Одно несомненно, и от этого он никуда не мог уйти, — то, что его отношения с Маргарит никогда не были такими, как бы ему хотелось, в них не было чувства полной свободы, полного самозабвения, которое он переживал с Кэти. Маргарит никогда не была ему товарищем, каким была Кэти. В тысяче всевозможных мелочей, вкусов и ощущений, из которых складывается повседневная жизнь, Маргарит и он постоянно расходились. Он вовсе не хотел, чтобы она во всем соглашалась с ним или была его точным отражением. Напротив! Но, когда он и Кэти расходились во мнениях, Тони всегда чувствовал, что она понимает его и считается с его точкой зрения. Ее суждение всегда шло параллельно его собственному, тогда как Маргарит либо вовсе не понимала, что у него может быть какая-то своя точка зрения, либо рассуждала с какой-то слепой предвзятостью. Другими словами, Маргарит жила обычными мелкобуржуазными ценностями, а Кэти — нет. Правда, он заблуждался, считая Маргарит бесчувственной, но инстинкт подсказывал ему, что она пользовалась своим телом, подавляя и пытаясь сломить его волю, а не стремясь обогатить их расцветающее чувство. Как не похоже все это на то, что было с Кэти! С ней он никогда не испытывал amari aliquid [64], никаких подозрений или разочарования. И все-таки он иногда спрашивал себя, вполне ли справедливо это сравнение. Он прожил с Кэти несколько недель в самую счастливую, самую полную пору своей жизни, среди чудесной природы, в солнечном краю, и сквозь зубчатые стены развалин замка перед ним вдруг вспыхивала яркая синева безоблачного неба, вставали рощи земляничных и оливковых деревьев, величественный купол горы и глубокое безмятежное небо, обнимавшее Эа. Маргарит была неразрывно связана с угрюмым одиночеством Лондона, с гнетом и ужасами войны. Он спрашивал себя, не любит ли он свою мечту о Кэти, которая теперь мерещится ему сквозь весь этот мрак военных лет в безбрежной дали счастливого светлого края юности и любви.

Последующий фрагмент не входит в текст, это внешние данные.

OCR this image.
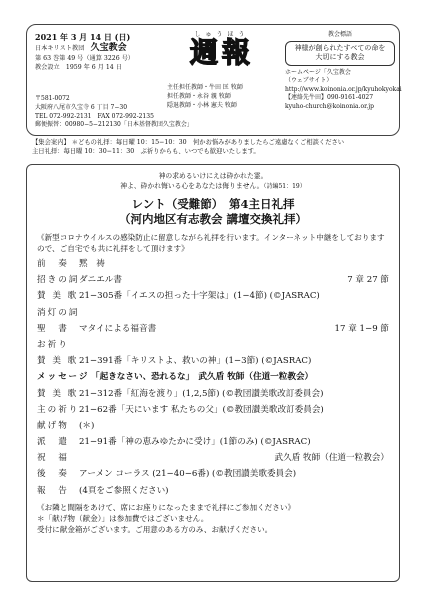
2021 年 3 月 14 日 (日)
日本キリスト教団　 久宝教会
第 63 巻第 49 号（通算 3226 号）
教会設立　1959 年 6 月 14 日
しゅうほう
週報
主任担任教師・牛田 匡 牧師
担任教師・永谷 親 牧師
隠退教師・小林 憲夫 牧師
教会標語
神様が創られたすべての命を
大切にする教会
ホームページ「久宝教会
（ウェブサイト）
http://www.koinonia.or.jp/kyuhokyokai
【連絡先牛田】090-9161-4027
kyuho-church@koinonia.or.jp
〒581-0072
大阪府八尾市久宝寺 6 丁目 7−30
TEL 072-992-2131　FAX 072-992-2135
郵便振替：00980−5−212130「日本基督教団久宝教会」
【集会案内】 ＊どもの礼拝：毎日曜 10：15−10：30　何かお悩みがありましたらご遠慮なくご相談ください
主日礼拝：毎日曜 10：30−11：30　ぶ祈りからも、いつでも歓迎いたします。
神の求めるいけにえは砕かれた霊。
神よ、砕かれ悔いる心をあなたは侮りません。（詩編51：19）
レント（受難節）　第4主日礼拝
（河内地区有志教会 講壇交換礼拝）
《新型コロナウイルスの感染防止に留意しながら礼拝を行います。インターネット中継をしておりますので、ご自宅でも共に礼拝をして頂けます》
前　奏	黙　祷
招きの詞 ダニエル書	7 章 27 節
賛 美 歌 21−305番「イエスの担った十字架は」(1−4節) (©JASRAC)
消灯の詞
聖　書	マタイによる福音書	17 章 1−9 節
お祈り
賛 美 歌 21−391番「キリストよ、救いの神」(1−3節) (©JASRAC)
メッセージ 「起きなさい、恐れるな」　武久盾 牧師（住道一粒教会）
賛 美 歌 21−312番「紅海を渡り」(1,2,5節) (©教団讃美歌改訂委員会)
主の祈り 21−62番「天にいます 私たちの父」(©教団讃美歌改訂委員会)
献げ物	(＊)
派　遣	21−91番「神の恵みゆたかに受け」(1節のみ) (©JASRAC)
祝　福	武久盾 牧師（住道一粒教会）
後　奏	アーメン コーラス (21−40−6番) (©教団讃美歌委員会)
報　告	(4頁をご参照ください)
《お隣と間隔をあけて、席にお座りになったままで礼拝にご参加ください》
＊「献げ物（献金）」は参加費ではございません。
受付に献金箱がございます。ご用意のある方のみ、お献げください。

Однажды он сидел, как всегда обуреваемый этими мыслями и тысячью им подобных, одинаково мучительных и неразрешимых, охваченный смутной тоской ожидания. Ему казалось, что вся его жизнь превратилась в сплошное ожидание. Все остальное бессмысленно и нереально, как объявления на станциях, которые читаешь, чтобы скоротать время до прихода поезда. Как бы ни изнемогал он от этого мучительного хаоса чувств, он должен ждать, ждать, пока властители мира милостиво соблаговолят разрешить смиренному англичанину отправиться на поиски своей возлюбленной, в которой он по какой-то странной прихоти, изволите ли видеть, нуждается. А пока великие мира лишь разглагольствуют о том, как много они делают для всеобщего счастья. «В нашей маленькой жизни, — прошептал Тени, — на что нам все эти громкие слова?» Он почувствовал, как вся кровь бросилась ему в голову от внезапно охватившей его ярости против всей этой идиотской алчности, тупости и подлости, сжигающих мир, подобно гигантским огнеметам. К черту правительства, парламенты, королей промышленности, первенство в торговле, красные флаги, полосатые флаги, пятнистые флаги — к черту их всех.

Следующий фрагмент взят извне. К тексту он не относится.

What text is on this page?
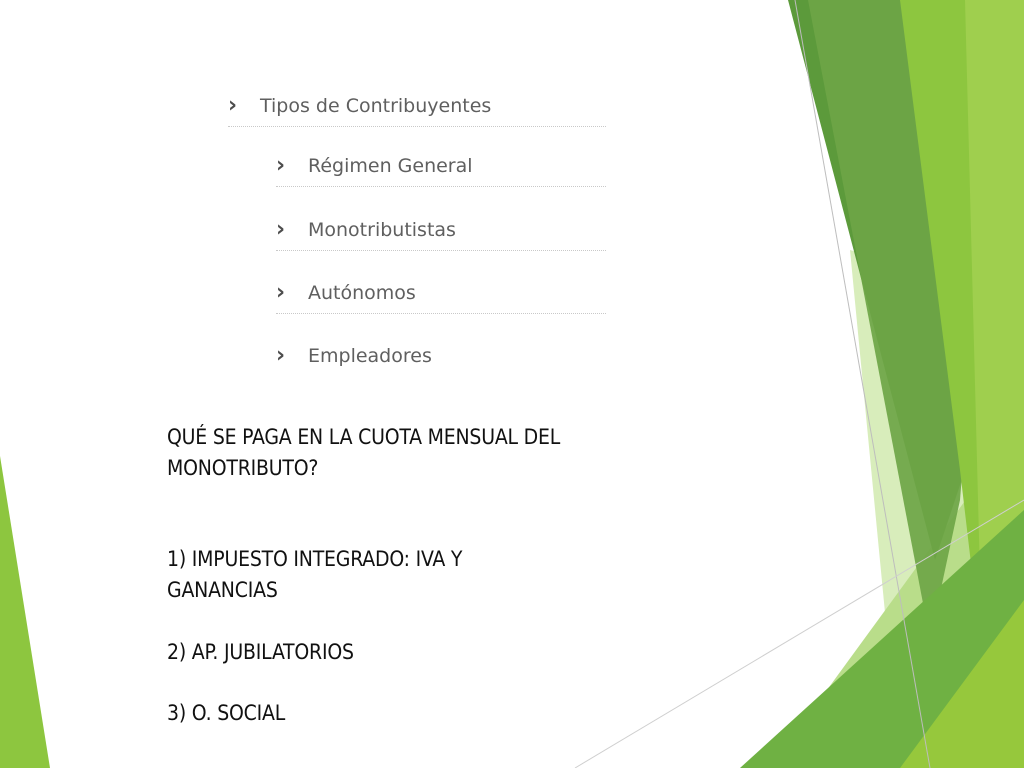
› Tipos de Contribuyentes
› Régimen General
› Monotributistas
› Autónomos
› Empleadores
QUÉ SE PAGA EN LA CUOTA MENSUAL DEL
MONOTRIBUTO?
1) IMPUESTO INTEGRADO: IVA Y
GANANCIAS
2) AP. JUBILATORIOS
3) O. SOCIAL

На карту поставлена наша национальная честь, Ну и что же — кому какое до нее дело? Вечно одни и те же фразы…
Он засмеялся и закурил трубку, глядя на овец, пощипывающих мягкую траву и, по-видимому, пребывающих в полном неведении о том, что мир полон мясников.
Когда Тони не одолевали эти мучительные мысли, он с наслаждением гулял и впервые за много лет начал снова ощущать неизъяснимую радость от одиночества и красоты природы. Ему нравилась широкая, болотистая, поросшая вереском равнина, расстилавшаяся к северу и востоку от Найн-Барроу-Даун, пучки жестких трав в коричневой болотной воде, белая пушица и кусты мягкой синей генцианы, которую он никогда не видел дико растущей. Он подолгу задерживался в деревнях, особенно в Уэрт-Малтрэверс, которая сохранила отпечаток глубокой первобытной старины, заглядывал в старинную часовню в Сент-Алделмс и особенно любил длинную, поросшую по бокам ежевикой тропинку, пересекавшую Уорбарроу-Даун, откуда открывался бесконечный простор моря и пляжа. Его ледяная апатия начинала понемногу оттаивать от соприкосновения с ласковой красотой этого края, обреченного, как он знал, в более или менее недалеком будущем на эксплуатацию, но сейчас еще сохранявшего свое благородное достоинство; это была земля, на которой прожило не одно поколение людей, сжившихся с ней, земля, не подвергшаяся насилию, не разграбленная.
Бараки большого пехотного лагеря в Уорхеме и танковых частей к югу от Вула были несомненными признаками неминуемо надвигающегося разорения и обезличивания. «Да, неминуемо, — думал Тони. — Как легко мы миримся с уничтожением самого главного в жизни, незаменимого, и как мало мы думаем об этом!
Но не надо никакой искусственной охраны, никакой самодовольной опеки над красотой. Пусть все идет своим путем. Пусть проходят танки и расчищают место для стандартных бараков! Если можно мириться с тем, что люди тычутся в слепоте и только стараются выжать побольше денег в этом машинном мире, то вздыхать об исчезновении» красивых уголков»— просто слезливое лицемерие.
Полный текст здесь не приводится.